For H&E staining, the slices were dewaxed and the sections were stained with hematoxylin for 5–10 minutes to render the nuclei blue, followed by differentiation and bluing steps. Next, the sections were counterstained with eosin for 10–30 seconds, which imparted a pink hue to the cytoplasm. Finally, the sections were dehydrated through an alcohol gradient, cleared in xylene, and mounted with a coverslip.
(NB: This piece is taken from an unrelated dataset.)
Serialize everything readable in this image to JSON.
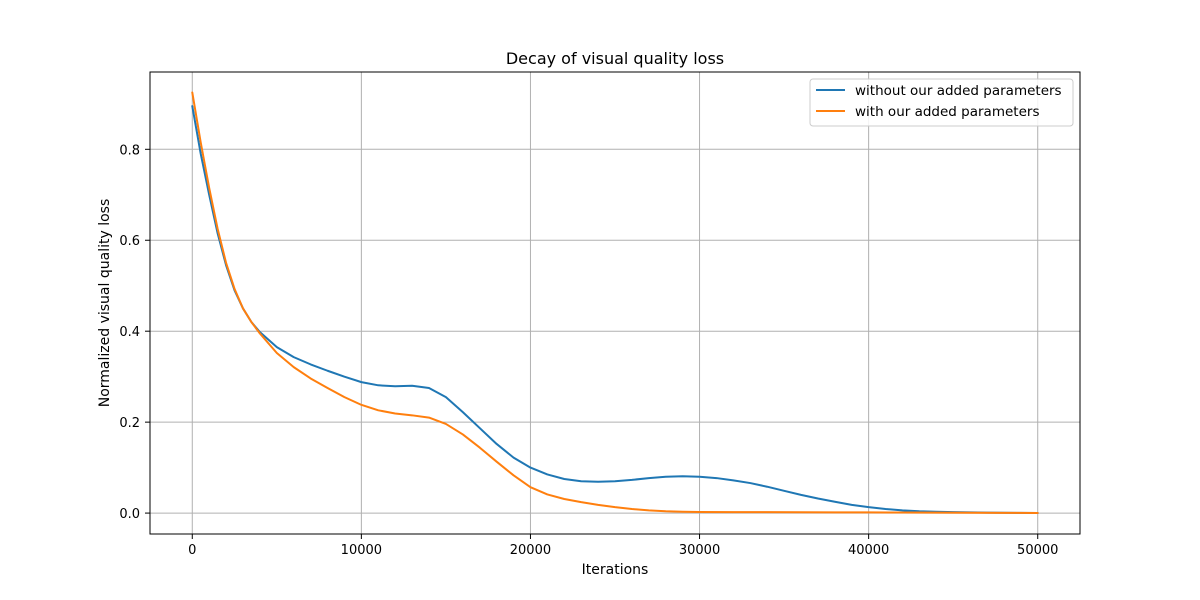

For immunohistochemical staining, tissue sections were dewaxed and subjected to antigen retrieval by immersion in citrate buffer (pH 6.0), heated in a microwave for 10–15 min until boiling, and then allowed to cool to room temperature. After three washes with PBS, endogenous peroxidase activity was blocked with an endogenous peroxidase blocker (Beyotimet #P0100B) to reduce background interference. The sections were subsequently washed three times with PBS and blocked with 5% BSA for 1 h at room temperature to prevent nonspecific binding. A primary antibody (rabbit anti-SFTSV, 1:200) was applied, and the samples were incubated overnight at 4 °C. The next day, the slides were returned to room temperature for 40 min, washed three times with PBS, and then incubated with a secondary antibody for 1 h at room temperature. Following three additional PBS washes, a DAB substrate was used for color development for 30–60 s, which resulted in a brown precipitate. The sections were counterstained with hematoxylin for 2–5 min, blueing was achieved with lithium carbonate, and finally, the slides were cleared and mounted with coverslips.

Statistical analysis

All experiments were performed with n ≥ 3 biological replicates (as indicated). All the statistical analyses were performed with GraphPad Prism 8 software. Two-tailed unpaired Student’s t-test was used to determine the significance of variability between two groups. Survival curves were generated by the log-rank (Mantel‒Cox) test. The data were presented as means ± SD. *P < 0.05, **P < 0.01, ***P < 0.001, ****P < 0.0001.

Reporting summary

Further information on research design is available in the Nature Portfolio Reporting Summary linked to this article.